Em uma rápida busca pela internet, é possível encontrar inúmeros conteúdos a respeito da importância de aprender a acolher feedbacks e evitar posturas reativas ao receber comentários críticos ao seu trabalho. Contudo, tratando-se de atividades de caráter artístico, essa habilidade me parece ainda mais desafiadora, se não danosa, dependendo da qualificação e sensibilidade do crítico. A boa escrita audiovisual, assim como as demais ocupações artísticas, ao menos na visão que acredito e defendo, envolve domínio técnico pleno, porém, sobretudo, habilidades estritamente subjetivas como originalidade, engajamento afetivo e poder reflexivo. Por isso, oferecer seu projeto para avaliação da pessoa errada pode ser extremamente lesivo, especialmente no caso de roteiristas iniciantes, em sua maioria, ainda muito acuados por medos e inseguranças e, por isso, mais suscetíveis a desistirem de seus sonhos. Conforme defende a professora, romancista e dramaturga Julia Cameron em sua poderosa bíblia sobre criatividade, o livro “O Caminho do Artista”, é fundamental “aprender onde e quando procurar críticas construtivas”. (…) Em geral, é necessário ouvir essa crítica de outro artista, capaz de enxergar o trabalho embrionário que está tentando nascer. O olhar inexperiente ou excessivamente severo, em vez de contribuir para o desenvolvimento daquele embrião, irá matá-lo” (CAMERON, 2017, p.102).
Como orientadora da Mentoria Maratona do Roteiro do Narratologia, ao tutelar nossos alunos na construção de seus projetos, procuro levar esses princípios muito a sério. Além de ajudar roteiristas a se conscientizarem narrativamente, apontando carências estruturais e pontos de melhoria, temos como objetivo central sempre identificar o maior potencial de cada obra e, junto com o autor, encontrar alternativas que busquem engrandecer estes aspectos positivos. Com segurança, posso também afirmar que os alunos que entendem essa dinâmica com maturidade, em sua maioria, costumam alçar resultados extremamente satisfatórios. Como exemplo, uso o projeto de um talentoso aluno de nossa primeira turma da Mentoria que, durante o curso, desenvolveu um roteiro de humor ambientado na região norte do país, misturando criativamente aspectos culturais regionais e fantasiosos em seu enredo. O universo da história criado por este aprendiz, que também já demonstrava uma nítida intimidade com a palavra escrita, era fantástico e original, contudo, a protagonista de sua história ainda não apresentava uma jornada interna clara.
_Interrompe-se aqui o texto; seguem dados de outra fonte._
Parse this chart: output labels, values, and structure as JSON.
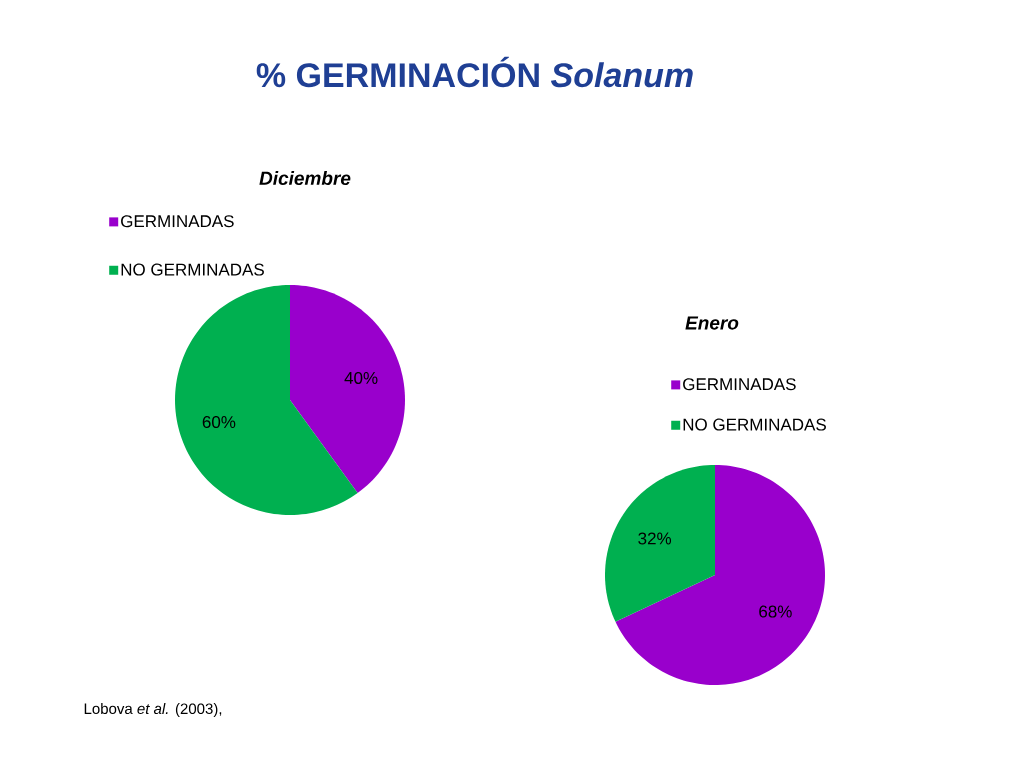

Sabiamente, o aluno não só entendeu onde estava o problema como conseguiu, com nossa orientação, aumentar a conexão da trajetória de aprendizagem da personagem principal com a temática regional do projeto. Como resultado, esse esforço e sensibilidade em acatar uma crítica profissional responsável rendeu ao aluno aprovações de seu projeto em rodadas de negócio a classificação em um renomado laboratório de séries, fomentado por um importante centro cultural brasileiro.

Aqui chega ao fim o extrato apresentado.